Come vive una quarantena un paziente psichiatrico in comunità?

Ci pensate mai alle persone a cui tanti, purtroppo, non prestano molta attenzione, un po’ per pigrizia, un po’ per non-conoscenza, un po’ per stigma sociale? Sto parlando dei pazienti psichiatrici. In questo clima assurdo, che tutta la popolazione sta vivendo, molti di noi, considerate persone “sane”, si sono trovate a fare i conti con loro stesse, ad analizzarsi, a conoscersi, ad ascoltarsi. E questo significa spesso fare i conti con la solitudine, perché (quarantena a parte) se ci si vuole conoscere davvero, bisogna concedersi del tempo da soli. Ebbene, quello che stanno vivendo i pazienti psichiatrici è proprio questo, ma immaginatelo amplificato di dieci volte.
Ovvero:
Immaginate di trovarvi per lavoro in una comunità che ha lo scopo di riabilitare dei pazienti con disturbi psichiatrici, cioè di trasformare le difficoltà presenti in ognuno di loro, che discendono dal fatto di convivere con la malattia, in abilità che possa farli vivere in una condizione più “normale” possibile. E parlo di cose piccole, comuni, quotidiane, ma per loro essenziali: fare la spesa, socializzare, essere autonomi nel maggior numero di commissioni possibili.


Ora la questione è: come fai a far accettare e condividere a pieno una quarantena ad un paziente di questo tipo, dopo che hai trascorso l’anno a lavorare per ottenere esattamente il contrario? E tutte le restrizioni sono assolutamente necessarie, d’accordissimo! Infatti questa non vuole essere una polemica, ma piuttosto una riflessione visto che di tempo per riflettere ora ne abbiamo molto.
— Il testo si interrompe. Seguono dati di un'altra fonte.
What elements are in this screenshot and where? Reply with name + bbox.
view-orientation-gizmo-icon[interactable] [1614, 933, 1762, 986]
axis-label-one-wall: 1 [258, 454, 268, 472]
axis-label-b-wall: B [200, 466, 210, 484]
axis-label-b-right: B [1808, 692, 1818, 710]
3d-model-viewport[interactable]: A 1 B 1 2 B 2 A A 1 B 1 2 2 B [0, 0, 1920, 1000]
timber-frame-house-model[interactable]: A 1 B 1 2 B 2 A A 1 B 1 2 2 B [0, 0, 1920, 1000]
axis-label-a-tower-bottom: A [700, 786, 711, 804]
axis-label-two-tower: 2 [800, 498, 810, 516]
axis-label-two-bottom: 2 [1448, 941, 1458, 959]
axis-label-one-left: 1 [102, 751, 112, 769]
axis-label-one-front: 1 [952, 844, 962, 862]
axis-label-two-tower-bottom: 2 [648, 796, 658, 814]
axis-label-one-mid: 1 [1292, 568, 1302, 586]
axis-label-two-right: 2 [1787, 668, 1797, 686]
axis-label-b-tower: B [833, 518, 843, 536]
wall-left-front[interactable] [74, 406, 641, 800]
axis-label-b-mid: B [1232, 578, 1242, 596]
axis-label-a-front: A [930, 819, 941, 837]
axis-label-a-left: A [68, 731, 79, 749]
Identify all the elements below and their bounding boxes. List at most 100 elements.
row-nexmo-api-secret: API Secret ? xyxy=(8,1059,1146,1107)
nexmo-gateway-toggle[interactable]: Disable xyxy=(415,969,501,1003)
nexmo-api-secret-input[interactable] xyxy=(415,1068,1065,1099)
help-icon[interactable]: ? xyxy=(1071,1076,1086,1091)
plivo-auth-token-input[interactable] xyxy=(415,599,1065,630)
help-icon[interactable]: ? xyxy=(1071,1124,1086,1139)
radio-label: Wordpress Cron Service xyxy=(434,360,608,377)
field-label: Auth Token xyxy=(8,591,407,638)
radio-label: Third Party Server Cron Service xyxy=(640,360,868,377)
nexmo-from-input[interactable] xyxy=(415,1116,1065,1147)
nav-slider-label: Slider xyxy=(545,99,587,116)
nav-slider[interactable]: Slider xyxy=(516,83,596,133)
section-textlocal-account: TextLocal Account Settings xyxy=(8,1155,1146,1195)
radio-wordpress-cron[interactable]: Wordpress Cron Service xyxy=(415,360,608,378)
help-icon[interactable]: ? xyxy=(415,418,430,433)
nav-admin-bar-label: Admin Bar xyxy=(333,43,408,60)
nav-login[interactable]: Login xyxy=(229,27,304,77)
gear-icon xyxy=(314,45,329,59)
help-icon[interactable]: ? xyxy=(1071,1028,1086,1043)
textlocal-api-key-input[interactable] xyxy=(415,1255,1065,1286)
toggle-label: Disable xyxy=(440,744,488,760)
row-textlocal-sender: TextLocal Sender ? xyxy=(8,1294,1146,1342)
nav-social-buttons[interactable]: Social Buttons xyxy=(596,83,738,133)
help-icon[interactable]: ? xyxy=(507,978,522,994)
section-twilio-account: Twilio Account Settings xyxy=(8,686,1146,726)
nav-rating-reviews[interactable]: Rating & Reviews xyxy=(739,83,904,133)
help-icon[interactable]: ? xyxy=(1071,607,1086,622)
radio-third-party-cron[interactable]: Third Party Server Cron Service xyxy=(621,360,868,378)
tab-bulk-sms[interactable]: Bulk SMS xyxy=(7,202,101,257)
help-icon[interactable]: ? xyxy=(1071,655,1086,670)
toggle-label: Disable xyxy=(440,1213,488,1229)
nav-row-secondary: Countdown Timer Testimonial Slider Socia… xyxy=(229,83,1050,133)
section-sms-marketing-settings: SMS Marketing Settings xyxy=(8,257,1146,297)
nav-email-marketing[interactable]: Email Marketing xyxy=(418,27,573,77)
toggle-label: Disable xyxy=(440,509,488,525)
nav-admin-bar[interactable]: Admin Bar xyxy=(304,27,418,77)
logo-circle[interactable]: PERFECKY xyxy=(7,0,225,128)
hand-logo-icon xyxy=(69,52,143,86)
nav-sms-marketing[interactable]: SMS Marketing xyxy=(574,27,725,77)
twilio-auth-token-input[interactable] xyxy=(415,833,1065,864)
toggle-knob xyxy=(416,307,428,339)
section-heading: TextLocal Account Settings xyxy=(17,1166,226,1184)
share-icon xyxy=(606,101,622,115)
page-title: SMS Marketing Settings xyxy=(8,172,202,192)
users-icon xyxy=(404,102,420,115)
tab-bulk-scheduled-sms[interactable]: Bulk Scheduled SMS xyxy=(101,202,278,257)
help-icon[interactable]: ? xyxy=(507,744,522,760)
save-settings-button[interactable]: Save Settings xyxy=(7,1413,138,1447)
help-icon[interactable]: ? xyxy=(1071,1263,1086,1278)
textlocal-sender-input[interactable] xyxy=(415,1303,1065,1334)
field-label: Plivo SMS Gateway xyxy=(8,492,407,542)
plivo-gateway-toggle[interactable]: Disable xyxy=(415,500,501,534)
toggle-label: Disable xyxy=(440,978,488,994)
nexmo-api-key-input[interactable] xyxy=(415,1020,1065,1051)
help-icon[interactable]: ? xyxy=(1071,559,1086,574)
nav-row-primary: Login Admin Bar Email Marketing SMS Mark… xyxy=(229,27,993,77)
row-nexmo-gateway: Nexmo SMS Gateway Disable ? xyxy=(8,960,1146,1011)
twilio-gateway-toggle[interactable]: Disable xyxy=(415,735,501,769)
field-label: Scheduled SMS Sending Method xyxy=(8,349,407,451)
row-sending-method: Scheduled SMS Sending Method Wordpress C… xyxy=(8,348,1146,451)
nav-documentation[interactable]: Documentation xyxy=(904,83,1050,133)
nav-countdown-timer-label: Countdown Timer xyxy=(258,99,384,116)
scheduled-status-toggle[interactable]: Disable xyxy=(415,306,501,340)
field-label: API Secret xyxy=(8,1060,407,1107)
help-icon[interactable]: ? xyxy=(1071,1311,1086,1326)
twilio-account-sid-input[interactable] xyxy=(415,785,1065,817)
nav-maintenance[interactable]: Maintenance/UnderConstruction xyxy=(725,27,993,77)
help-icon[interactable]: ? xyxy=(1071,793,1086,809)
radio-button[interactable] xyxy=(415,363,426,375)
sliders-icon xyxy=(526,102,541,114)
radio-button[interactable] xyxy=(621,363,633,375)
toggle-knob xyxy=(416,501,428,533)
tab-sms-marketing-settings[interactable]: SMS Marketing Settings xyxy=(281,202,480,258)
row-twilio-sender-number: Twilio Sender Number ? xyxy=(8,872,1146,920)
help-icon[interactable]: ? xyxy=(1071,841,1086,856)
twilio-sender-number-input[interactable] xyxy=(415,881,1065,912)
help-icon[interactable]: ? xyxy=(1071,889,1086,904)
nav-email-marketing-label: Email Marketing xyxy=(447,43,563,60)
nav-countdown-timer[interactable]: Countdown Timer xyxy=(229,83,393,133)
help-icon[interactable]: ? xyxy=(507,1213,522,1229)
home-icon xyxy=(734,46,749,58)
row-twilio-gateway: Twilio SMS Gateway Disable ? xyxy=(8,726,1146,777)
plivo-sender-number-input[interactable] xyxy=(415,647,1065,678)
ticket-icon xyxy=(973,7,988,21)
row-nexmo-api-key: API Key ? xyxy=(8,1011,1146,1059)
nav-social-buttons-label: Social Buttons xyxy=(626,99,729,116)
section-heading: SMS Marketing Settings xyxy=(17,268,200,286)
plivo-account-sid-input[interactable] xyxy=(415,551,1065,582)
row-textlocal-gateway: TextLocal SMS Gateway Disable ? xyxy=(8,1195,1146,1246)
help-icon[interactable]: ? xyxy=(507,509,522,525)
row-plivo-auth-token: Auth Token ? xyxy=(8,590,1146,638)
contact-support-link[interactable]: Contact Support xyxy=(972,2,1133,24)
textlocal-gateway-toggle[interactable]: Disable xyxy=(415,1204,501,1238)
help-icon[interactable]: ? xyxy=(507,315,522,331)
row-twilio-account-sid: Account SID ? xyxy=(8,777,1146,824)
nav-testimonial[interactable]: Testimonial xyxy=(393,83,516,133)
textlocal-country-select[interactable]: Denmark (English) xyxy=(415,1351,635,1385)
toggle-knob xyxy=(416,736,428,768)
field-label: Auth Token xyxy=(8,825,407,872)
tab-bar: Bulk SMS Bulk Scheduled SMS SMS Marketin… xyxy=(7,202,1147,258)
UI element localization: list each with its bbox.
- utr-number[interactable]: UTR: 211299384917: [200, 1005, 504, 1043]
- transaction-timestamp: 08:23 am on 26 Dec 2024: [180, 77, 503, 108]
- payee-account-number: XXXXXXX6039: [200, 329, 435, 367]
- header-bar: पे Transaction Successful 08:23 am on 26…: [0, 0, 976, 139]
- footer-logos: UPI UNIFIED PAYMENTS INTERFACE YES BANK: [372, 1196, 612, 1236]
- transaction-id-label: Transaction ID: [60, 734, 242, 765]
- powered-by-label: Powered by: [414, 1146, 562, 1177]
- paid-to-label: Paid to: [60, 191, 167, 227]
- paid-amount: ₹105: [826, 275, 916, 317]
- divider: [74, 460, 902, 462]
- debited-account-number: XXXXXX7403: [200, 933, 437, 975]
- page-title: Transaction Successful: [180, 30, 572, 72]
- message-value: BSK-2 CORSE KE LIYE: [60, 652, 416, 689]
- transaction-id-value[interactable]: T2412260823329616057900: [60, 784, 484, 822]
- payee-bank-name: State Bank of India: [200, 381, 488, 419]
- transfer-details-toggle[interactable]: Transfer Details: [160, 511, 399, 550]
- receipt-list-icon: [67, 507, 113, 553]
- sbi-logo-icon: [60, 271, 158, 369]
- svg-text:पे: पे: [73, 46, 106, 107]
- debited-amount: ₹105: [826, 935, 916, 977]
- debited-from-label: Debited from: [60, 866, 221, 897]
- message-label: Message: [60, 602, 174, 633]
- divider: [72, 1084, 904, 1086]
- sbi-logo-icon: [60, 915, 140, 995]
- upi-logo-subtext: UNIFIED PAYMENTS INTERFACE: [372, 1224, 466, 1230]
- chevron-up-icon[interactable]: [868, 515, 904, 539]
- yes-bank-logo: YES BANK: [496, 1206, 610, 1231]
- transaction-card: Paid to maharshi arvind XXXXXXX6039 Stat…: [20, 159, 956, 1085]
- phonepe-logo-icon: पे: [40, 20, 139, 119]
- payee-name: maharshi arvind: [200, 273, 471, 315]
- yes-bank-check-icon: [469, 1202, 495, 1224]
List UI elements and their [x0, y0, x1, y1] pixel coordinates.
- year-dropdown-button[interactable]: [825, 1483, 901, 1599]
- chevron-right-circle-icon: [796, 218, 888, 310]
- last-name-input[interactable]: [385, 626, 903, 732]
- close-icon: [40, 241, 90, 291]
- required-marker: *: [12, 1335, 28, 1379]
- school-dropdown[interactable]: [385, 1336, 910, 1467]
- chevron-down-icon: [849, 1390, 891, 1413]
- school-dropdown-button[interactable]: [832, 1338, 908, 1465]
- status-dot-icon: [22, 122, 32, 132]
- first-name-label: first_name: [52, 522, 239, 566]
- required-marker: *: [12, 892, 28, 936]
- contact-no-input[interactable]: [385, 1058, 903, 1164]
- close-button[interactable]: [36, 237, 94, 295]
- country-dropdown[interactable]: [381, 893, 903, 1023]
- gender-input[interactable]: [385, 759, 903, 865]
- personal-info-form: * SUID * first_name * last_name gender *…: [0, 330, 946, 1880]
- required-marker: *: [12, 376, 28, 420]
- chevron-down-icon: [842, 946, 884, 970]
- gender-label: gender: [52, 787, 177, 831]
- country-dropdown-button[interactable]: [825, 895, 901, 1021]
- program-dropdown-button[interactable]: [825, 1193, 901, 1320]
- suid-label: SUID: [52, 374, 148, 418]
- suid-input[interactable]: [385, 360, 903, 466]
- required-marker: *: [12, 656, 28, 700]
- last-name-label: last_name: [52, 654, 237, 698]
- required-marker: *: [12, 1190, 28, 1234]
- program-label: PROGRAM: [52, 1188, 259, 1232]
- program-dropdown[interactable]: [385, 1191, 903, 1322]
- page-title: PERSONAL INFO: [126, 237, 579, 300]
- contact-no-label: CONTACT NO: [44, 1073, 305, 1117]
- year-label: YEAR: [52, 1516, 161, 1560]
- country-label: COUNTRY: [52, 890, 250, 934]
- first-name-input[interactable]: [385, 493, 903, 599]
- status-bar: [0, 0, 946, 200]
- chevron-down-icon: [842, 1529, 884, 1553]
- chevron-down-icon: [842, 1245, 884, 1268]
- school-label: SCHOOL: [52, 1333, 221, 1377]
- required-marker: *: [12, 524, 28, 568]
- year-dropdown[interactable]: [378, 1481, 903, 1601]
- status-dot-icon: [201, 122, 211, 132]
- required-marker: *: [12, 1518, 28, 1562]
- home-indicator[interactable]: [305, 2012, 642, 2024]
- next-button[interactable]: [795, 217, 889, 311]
Pensiamo a una persona che già per la malattia si trova a dover affrontare un percorso riabilitativo in una comunità psichiatrica e che all’improvviso non può vedere nemmeno i propri famigliari o amici, e per i quali le restrizioni che viviamo noi tutti i giorni e che sembrano farci mancare l’aria, per loro possono risultare insormontabili. Possono amplificarsi i sintomi di persecuzione, i deliri, i sintomi depressivi, e via dicendo. Se questo in qualche modo vi tocca, la prossima volta che si guarderà con disprezzo un paziente psichiatrico alla fermata di un autobus o in fila al supermercato o in fila alla posta, ricordatevi anche della sofferenza che c’è stata e del successo che ha raggiunto per ritornare di nuovo ad essere a quella fermata di un autobus, in fila a quel supermercato o in fila in quella posta.
Mi raccomando, poi fate la vostra scelta comunque, ma ricordatevi di questo.
E lasciate che loro vi insegnino qualcosa perché, forse, si conoscono più di quanto riusciamo a fare “noi altri”.